Rodeo secretary (1931-2004)

June Ivory (born June 17, 1931 - November 9, 2004) was inducted into the ProRodeo Hall of Fame in 2004.

==Life==
June Ivory was born June Bull on June 17, 1931, in Pampa, Texas. June married fellow hall of famer Buster Ivory in 1954, and her friend Liz Kezler was her maid of honor.

==Career==
Ivory started out as a professional barrel racer. However, she and friend Liz Kesler started to secretary and time rodeos, working rodeos all over the country. Ivory taught fellow barrel racer Lydia Moore how to secretary and time rodeos. Ivory also worked with her husband for many decades with the goal of enlarging and improving rodeo. Ivory was outspoken but had a good heart. She always helped someone in need and could rise to meet any occasion. She flourished in all aspects of the rodeo business. She worked for many of the most notable stock contractors. In 1959, she unloaded the first horse to start the first National Finals Rodeo (NFR). Ivory possessed a real knack for showy attire, thus carrying the American flag during the opening ceremonies of the National Finals Rodeo. In 1968, she instituted the first secretary school. She was one of the ladies who created the NFR Ladies Day. She would coordinate the annual Cowboy Reunion every year. "I always wanted to be a rodeo glamour gal and rodeo secretary”, she said. “My dreams came true. I had a great life and wouldn't change one thing".
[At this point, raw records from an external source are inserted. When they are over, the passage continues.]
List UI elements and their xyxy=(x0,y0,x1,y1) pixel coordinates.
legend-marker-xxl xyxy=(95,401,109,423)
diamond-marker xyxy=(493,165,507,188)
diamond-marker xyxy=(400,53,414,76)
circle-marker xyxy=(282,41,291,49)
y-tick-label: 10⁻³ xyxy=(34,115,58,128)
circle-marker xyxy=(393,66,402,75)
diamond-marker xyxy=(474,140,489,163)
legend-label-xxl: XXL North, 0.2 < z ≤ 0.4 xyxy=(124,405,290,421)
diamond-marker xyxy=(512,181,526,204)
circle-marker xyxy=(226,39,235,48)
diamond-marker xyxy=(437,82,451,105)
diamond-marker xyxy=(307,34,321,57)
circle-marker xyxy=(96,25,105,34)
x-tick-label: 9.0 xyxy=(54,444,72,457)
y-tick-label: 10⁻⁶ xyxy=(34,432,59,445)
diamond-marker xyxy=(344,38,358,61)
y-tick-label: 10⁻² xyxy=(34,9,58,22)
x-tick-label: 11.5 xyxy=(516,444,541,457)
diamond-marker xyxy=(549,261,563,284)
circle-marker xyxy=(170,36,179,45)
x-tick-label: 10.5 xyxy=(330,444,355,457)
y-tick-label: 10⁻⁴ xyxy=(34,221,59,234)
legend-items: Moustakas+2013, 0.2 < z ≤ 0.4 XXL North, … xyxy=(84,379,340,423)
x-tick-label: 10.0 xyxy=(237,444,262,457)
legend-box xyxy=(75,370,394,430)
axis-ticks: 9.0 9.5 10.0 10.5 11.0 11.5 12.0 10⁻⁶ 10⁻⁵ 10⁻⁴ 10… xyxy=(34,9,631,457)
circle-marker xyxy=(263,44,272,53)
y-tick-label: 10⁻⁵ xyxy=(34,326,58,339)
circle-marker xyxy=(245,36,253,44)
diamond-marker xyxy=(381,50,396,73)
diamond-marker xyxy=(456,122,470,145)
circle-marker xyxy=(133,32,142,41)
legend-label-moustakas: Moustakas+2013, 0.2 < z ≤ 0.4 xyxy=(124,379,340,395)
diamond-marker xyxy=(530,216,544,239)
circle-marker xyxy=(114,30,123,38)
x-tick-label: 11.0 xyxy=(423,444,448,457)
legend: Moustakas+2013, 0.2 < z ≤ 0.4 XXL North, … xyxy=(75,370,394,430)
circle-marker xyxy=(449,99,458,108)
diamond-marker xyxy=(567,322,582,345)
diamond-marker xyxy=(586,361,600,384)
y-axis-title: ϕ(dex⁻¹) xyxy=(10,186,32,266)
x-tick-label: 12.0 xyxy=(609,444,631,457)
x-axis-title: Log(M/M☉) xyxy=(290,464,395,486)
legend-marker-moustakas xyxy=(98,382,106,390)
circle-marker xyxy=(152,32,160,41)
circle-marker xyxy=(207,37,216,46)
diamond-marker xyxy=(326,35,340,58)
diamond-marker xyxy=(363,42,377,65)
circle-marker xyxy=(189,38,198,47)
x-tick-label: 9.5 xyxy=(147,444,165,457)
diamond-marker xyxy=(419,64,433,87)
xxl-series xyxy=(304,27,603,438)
In 2000, Buster and June Ivory hosted a Cowboy Reunion in Las Vegas, Nevada, at the Excalibur Hotel. The event is an annual one that draws plenty of former contestants. That year's event was held at the same time the NFR was going on in the same city. There was some reminiscing about the Madison Square Garden Rodeos (they are the forerunner to today's NFR). That year's event also included ten former members of the original Cowboy's Turtle Association (the precursor to today's Professional Rodeo Cowboys Association).

Ivory was inducted into the Texas Rodeo Cowboy Hall of Fame in 2001. She was inducted into the Rodeo Hall of Fame of the National Cowboy & Western Heritage Museum in 2004. She died in Pampa, Texas, on November 9, 2004, at the age of 73.